Total starts increased in April to a seasonally-adjusted annual rate of 1.172 million. That figure is down 1.7 percent from the April 2015 figure.
Single-family starts rose 3.3 percent from the March figure and are up 4.3 percent from the year-ago figure at a rate of 778,000.
The drop is largely due to a year-over-year decrease in apartment starts of 12.9 percent to 373,000 units.

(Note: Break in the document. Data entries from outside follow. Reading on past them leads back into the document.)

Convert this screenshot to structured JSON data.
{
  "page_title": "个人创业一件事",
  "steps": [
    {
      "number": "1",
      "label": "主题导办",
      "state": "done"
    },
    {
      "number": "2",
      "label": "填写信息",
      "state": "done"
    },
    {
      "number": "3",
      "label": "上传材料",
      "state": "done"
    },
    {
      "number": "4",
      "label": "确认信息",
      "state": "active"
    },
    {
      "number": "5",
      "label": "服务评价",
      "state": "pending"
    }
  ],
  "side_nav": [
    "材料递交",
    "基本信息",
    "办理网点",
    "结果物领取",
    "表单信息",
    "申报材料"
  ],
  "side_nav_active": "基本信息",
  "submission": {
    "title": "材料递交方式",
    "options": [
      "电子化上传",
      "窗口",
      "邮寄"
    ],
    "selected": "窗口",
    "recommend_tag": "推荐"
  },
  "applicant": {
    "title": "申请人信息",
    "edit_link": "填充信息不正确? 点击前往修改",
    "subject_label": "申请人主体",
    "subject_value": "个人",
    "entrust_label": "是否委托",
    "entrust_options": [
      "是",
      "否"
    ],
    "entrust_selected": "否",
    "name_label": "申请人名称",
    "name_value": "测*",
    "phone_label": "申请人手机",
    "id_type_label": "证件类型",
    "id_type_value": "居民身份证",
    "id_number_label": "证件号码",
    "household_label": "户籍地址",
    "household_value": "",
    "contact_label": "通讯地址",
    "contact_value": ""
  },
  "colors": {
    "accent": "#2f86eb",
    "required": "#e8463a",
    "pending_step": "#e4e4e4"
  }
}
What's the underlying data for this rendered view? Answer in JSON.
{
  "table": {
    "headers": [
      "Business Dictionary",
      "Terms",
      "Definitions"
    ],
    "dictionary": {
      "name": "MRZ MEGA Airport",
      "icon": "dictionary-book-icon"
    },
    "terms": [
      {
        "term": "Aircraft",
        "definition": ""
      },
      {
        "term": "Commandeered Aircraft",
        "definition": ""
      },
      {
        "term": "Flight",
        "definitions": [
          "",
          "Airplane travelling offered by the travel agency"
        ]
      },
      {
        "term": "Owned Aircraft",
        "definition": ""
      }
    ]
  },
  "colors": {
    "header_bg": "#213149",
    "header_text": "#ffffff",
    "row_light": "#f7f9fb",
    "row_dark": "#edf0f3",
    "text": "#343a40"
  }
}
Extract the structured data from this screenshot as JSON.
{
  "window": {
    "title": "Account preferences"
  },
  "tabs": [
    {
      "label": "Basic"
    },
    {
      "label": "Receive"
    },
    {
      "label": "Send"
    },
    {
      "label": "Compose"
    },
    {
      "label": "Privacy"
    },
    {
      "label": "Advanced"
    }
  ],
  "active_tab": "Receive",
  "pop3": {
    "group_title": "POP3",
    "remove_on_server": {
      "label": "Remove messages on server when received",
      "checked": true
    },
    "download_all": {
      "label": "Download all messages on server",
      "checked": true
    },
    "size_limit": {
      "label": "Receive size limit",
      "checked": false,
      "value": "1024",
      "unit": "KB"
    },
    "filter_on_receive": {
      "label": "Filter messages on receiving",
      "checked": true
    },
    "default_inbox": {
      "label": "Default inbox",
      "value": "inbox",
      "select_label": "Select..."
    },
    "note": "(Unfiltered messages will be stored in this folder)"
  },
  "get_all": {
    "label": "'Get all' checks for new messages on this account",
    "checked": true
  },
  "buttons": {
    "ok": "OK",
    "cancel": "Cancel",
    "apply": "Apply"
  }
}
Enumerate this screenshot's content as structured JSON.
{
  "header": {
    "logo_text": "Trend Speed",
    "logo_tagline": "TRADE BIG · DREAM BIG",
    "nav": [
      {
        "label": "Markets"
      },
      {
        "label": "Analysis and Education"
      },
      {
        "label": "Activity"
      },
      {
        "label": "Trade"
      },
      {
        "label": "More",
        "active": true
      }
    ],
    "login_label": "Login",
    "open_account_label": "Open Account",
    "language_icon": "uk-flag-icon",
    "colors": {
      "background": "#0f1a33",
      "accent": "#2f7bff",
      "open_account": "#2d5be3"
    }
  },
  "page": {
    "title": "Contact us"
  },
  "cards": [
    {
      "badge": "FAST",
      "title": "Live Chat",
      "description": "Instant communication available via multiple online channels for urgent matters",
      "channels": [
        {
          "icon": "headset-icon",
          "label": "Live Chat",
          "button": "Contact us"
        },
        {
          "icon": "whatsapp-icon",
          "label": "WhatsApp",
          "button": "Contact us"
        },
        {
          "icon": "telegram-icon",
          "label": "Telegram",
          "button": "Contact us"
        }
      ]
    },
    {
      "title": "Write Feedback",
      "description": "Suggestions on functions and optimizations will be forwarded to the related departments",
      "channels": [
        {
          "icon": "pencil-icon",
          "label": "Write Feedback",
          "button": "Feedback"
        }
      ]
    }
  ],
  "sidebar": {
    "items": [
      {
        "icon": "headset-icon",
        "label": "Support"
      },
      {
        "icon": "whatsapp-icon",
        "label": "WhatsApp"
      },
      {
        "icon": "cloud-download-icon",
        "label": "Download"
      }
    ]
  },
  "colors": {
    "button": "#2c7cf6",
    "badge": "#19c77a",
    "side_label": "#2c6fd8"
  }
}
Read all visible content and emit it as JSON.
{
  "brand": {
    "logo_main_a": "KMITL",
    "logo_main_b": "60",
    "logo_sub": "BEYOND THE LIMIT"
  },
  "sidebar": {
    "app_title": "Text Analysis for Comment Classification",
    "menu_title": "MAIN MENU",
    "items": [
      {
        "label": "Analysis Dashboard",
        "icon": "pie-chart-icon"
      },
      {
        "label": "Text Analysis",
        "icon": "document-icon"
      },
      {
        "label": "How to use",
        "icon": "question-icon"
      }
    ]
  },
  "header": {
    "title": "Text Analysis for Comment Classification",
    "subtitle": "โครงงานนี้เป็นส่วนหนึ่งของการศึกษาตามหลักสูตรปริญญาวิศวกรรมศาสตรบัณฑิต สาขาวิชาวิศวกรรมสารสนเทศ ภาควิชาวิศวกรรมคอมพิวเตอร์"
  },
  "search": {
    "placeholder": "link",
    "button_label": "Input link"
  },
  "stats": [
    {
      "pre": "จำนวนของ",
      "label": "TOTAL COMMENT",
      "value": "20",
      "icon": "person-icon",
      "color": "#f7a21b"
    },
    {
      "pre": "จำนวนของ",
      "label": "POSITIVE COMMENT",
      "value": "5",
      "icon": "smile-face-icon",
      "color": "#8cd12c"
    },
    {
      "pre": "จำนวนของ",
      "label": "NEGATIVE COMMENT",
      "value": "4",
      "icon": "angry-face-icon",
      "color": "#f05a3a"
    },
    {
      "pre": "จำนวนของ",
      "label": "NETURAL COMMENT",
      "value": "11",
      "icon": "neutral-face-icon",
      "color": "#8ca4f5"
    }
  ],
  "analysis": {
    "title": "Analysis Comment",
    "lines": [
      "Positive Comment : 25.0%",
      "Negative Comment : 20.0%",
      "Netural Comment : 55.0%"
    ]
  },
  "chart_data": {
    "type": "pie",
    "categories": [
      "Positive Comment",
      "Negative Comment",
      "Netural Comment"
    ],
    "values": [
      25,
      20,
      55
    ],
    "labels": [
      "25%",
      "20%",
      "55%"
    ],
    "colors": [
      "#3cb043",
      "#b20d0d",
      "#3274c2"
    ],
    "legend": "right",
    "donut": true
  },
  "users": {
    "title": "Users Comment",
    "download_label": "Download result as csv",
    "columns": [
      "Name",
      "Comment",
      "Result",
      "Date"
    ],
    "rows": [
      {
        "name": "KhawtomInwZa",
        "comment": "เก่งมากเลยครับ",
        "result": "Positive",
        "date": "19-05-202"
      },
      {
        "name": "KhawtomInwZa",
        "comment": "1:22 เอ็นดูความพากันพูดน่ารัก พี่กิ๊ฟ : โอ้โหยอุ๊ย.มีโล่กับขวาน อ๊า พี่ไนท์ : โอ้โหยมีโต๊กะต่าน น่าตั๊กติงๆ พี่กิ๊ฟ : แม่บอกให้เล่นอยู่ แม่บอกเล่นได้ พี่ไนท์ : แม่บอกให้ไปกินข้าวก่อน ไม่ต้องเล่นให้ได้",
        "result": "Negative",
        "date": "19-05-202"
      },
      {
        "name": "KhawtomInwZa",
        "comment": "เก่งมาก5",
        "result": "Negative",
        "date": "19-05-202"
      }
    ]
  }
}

Apartment starts were up 10.7 percent from the March figure and rather than providing evidence of a weakness in the market, the down month is more of an example of how up-and-down multi-family starts were last year.
In February 2015, starts on multi-family units dropped from from a seasonally-adjusted rate of 383,000 to 294,000. By April they were back up to a rate of 428,000 before dropping back down to 360,000 in May and jumping back up to a rate of 513,000 in June. Things calmed down considerably for the remainder of 2015 and the rate has hovered in the high 300ks to low 400ks since then.
Building permits, a good barometer of how the homebuilding industry is trending, rose 3.6 percent during April to a rate of 1.116 million. Permits are 5.3 percent below the year-ago estimate.
“Though housing construction data is relatively flat for the beginning of 2016, we anticipate a ramping up of housing production during the rest of the year, given a strengthening job market, low mortgage interest rates and favorable demographics,” said National Association of Home Builders chief economist Robert Dietz in a prepared statement.
For the fourth consecutive month, sentiment toward the housing market was unchanged in April at a reading of 58, according to the NAHB/Wells Fargo Housing Market Index. Any reading above a 50 indicates most home builders believe market conditions are good.
“However,” noted NAHB chairman Ed Brady, “builders are facing an increasing number of regulations and lot supply constraints.”
“The fact that future sales expectations rose slightly this month shows that builders are confident that the market will continue to strengthen,” added Dietz.